Cyber Incident Victim: Acer Inc.

The Sodinokibi ransomware group, also known as REvil, publicly disclosed stolen data from Acer Inc. following a cyberattack against the Taiwanese electronics manufacturer. On March 19, 2021, the threat actors published initial samples of exfiltrated documents on their Tor-based leak site, accompanied by screenshots as proof of compromise. Acer, recognized as a global producer of computers, monitors, televisions, VR devices, and smartphones, became aware of the breach through this unauthorized data disclosure. The attackers executed a double-extortion strategy by first stealing sensitive information before threatening its release unless ransom demands were met.
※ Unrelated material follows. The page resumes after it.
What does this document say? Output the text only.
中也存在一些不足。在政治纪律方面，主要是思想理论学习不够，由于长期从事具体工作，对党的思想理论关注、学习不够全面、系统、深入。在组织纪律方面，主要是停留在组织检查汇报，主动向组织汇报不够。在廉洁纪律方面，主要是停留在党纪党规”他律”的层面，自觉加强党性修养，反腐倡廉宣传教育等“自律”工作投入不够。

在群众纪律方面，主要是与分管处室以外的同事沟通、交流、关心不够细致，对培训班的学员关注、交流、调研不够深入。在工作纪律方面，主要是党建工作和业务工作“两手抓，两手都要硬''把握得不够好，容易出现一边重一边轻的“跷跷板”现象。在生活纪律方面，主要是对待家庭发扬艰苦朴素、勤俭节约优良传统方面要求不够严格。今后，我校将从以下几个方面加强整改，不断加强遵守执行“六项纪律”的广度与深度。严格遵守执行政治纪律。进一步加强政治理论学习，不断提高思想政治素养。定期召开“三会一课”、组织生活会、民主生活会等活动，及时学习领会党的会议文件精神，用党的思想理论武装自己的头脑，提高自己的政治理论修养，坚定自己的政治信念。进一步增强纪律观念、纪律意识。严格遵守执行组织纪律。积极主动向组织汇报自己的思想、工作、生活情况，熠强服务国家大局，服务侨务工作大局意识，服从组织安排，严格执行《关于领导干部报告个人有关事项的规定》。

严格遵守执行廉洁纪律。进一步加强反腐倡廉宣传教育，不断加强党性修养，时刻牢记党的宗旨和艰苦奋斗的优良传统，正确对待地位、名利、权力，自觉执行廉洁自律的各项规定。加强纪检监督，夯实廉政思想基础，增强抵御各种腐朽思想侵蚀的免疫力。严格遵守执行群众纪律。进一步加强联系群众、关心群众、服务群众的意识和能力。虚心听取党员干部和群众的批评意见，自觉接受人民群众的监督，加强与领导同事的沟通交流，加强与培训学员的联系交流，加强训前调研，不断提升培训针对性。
While the specific intrusion vector remained unspecified in initial reports, the publication timeline indicated the attack occurred shortly before March 19. The leaked materials demonstrated unauthorized access to corporate documents, though the full scope of compromised data wasn't immediately quantifiable from available disclosures.
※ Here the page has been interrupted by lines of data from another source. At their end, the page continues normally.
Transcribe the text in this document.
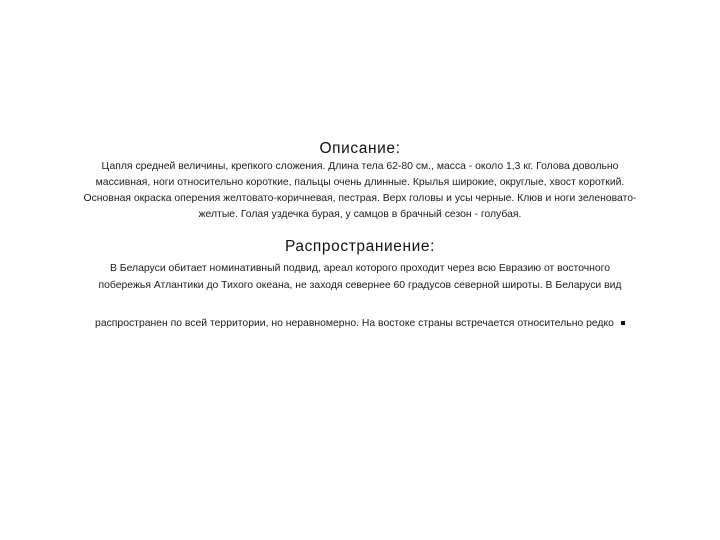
Описание:
Цапля средней величины, крепкого сложения. Длина тела 62-80 см., масса - около 1,3 кг. Голова довольно
массивная, ноги относительно короткие, пальцы очень длинные. Крылья широкие, округлые, хвост короткий.
Основная окраска оперения желтовато-коричневая, пестрая. Верх головы и усы черные. Клюв и ноги зеленовато-
желтые. Голая уздечка бурая, у самцов в брачный сезон - голубая.
Распространиение:
В Беларуси обитает номинативный подвид, ареал которого проходит через всю Евразию от восточного
побережья Атлантики до Тихого океана, не заходя севернее 60 градусов северной широты. В Беларуси вид
распространен по всей территории, но неравномерно. На востоке страны встречается относительно редко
Subsequent reporting on March 20, 2021, revealed that the ransomware operators had demanded $50 million from Acer, marking one of the largest known ransom demands at that time. Details of negotiation communications between the threat actors and Acer representatives became publicly accessible through third-party websites that published excerpts from these private discussions. The disclosure of chat logs provided visibility into the ransom negotiation dynamics, though the company's official stance regarding payment or non-payment remained unconfirmed in available sources. The incident highlighted operational security challenges for victim organizations when threat actors leverage stolen data publication as coercive leverage. No technical details regarding containment measures, system restoration timelines, or forensic findings were disclosed in the immediate aftermath of the data leak publication.